I think I understand the definition of the big-Oh notation as well that of the small-Oh notation. But I wonder about the limits.
I understand that
$ f = o(g):\quad\lim_{x \rightarrow a} \,\left|\frac{f}{g}\right| = 0 $
because f becomes insignificant in relation to g as x aproaches infinity. I do not understand
$f = O(g):\quad\limsup_{x \rightarrow a}\, \left|\frac{f}{g}\right| < \infty$
though...
I get that it only makes sense to look at the upper limit as $\frac{f}{g}$ might osculate.
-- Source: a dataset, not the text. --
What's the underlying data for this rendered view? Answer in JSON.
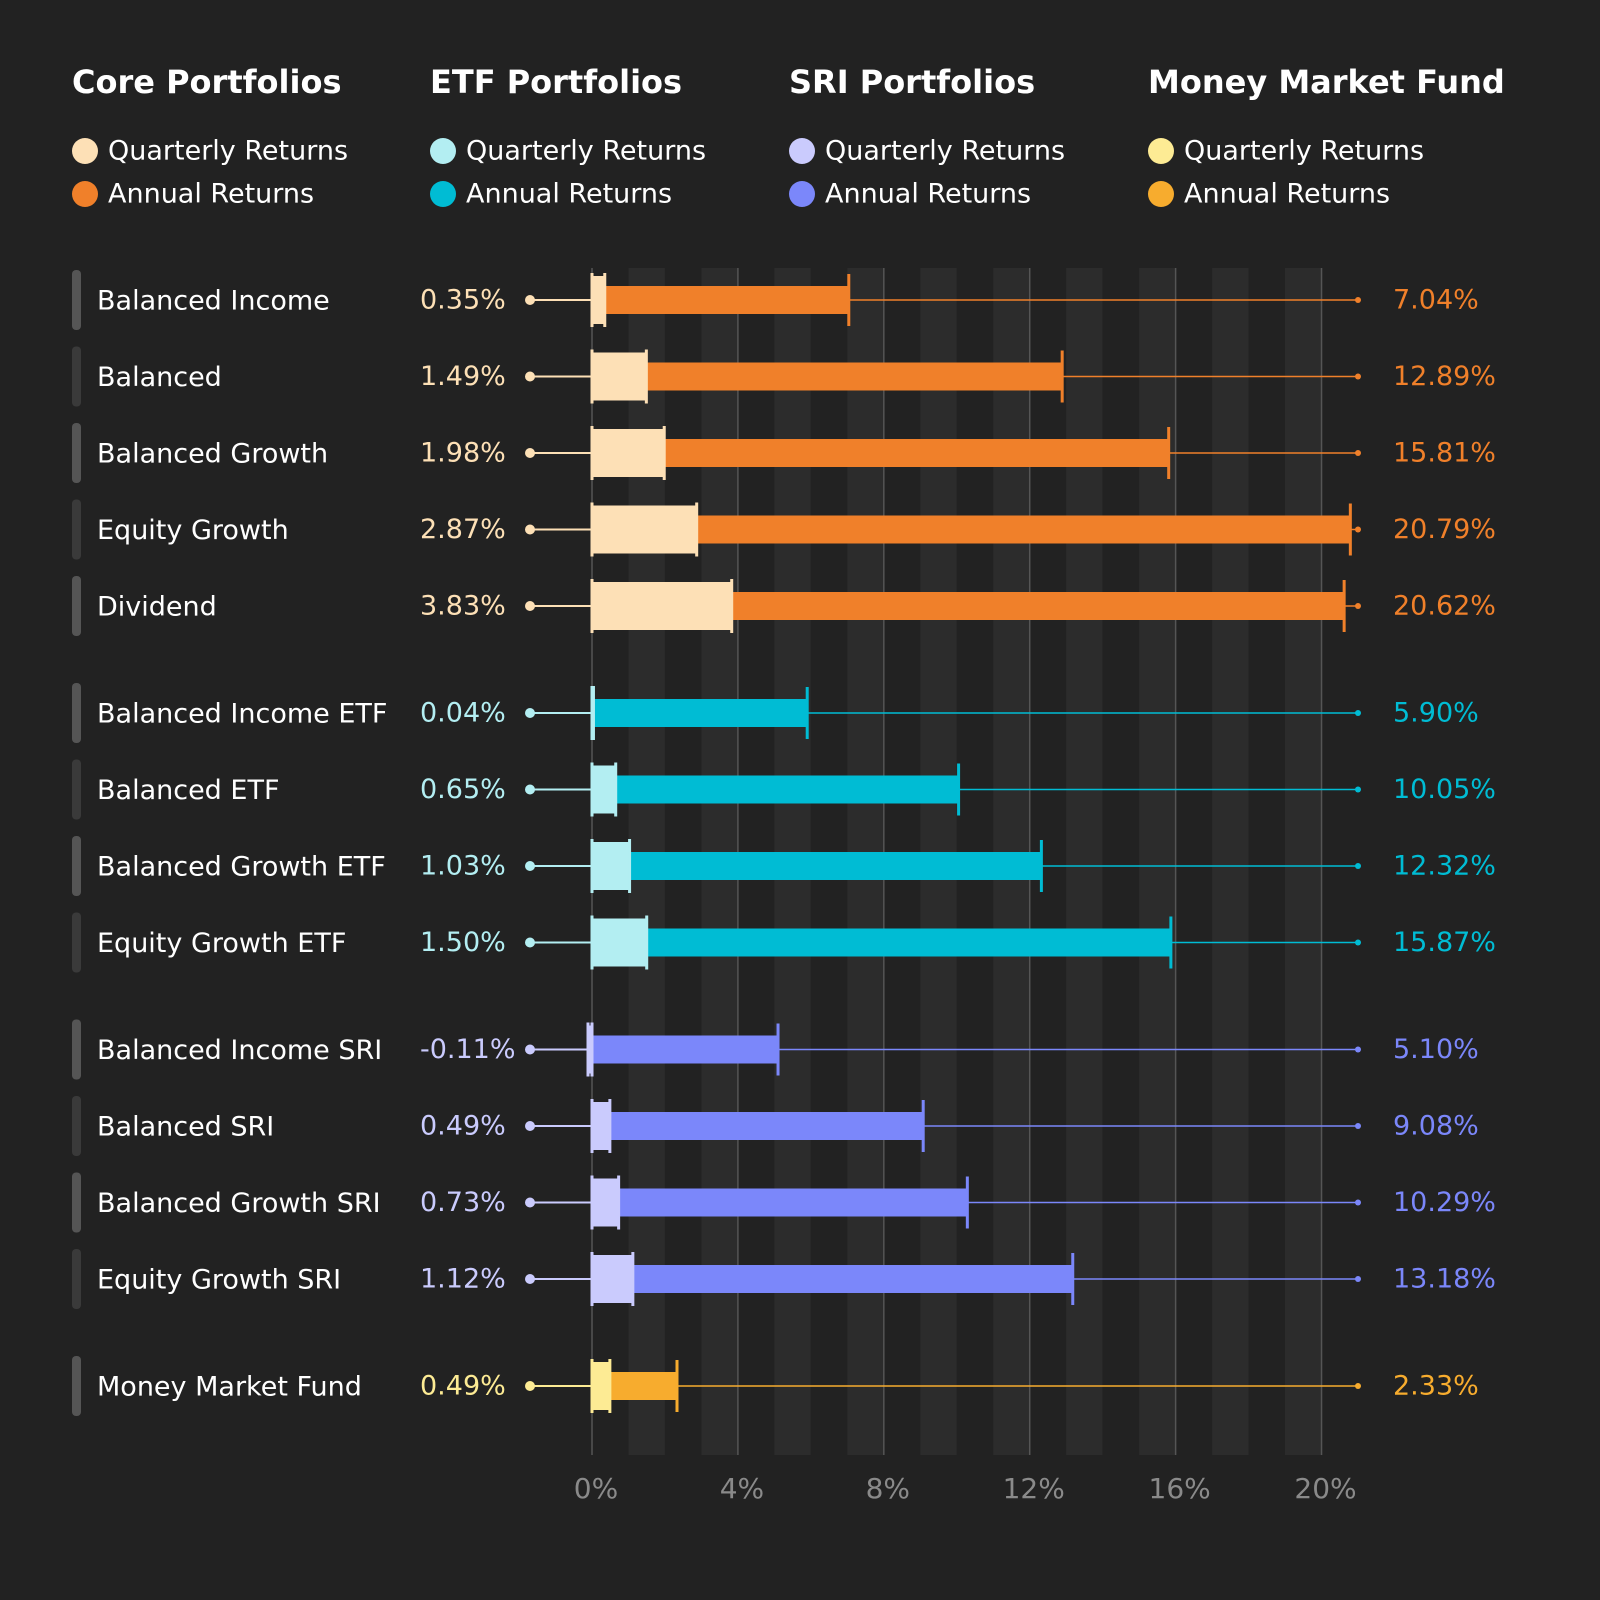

As I see it the biggest $\frac{f}{g}$ can get if it was not for c is 1 because of $f \leq c*g$ in the definition of big-Oh
So does this mean that for a big c we can get arbitrarily close to infinity? This is the part where I can't see clearly.
Any help?
As pointed out to me by @Crostul
$f(n) \in O(g(n)):\ \limsup\limits_{n \to \infty}|\frac{f(n)}{g(n)}| < \infty$
is correct because
$O(g(n))\ =\ \{f(n):\ \ \exists c,\ n_0\ \forall n \geq n_0\ :\ 0\ \leq\ f(n)\ \leq\ c*g(n)\}$
with a fixed and finite c. This means:
$\limsup\limits_{n \to \infty}|\frac{f(n)}{c*g(n)}| = 0$
and thus
$\limsup\limits_{n \to \infty}|\frac{f(n)}{g(n)}| = c < \infty$
At least I hope this is correct.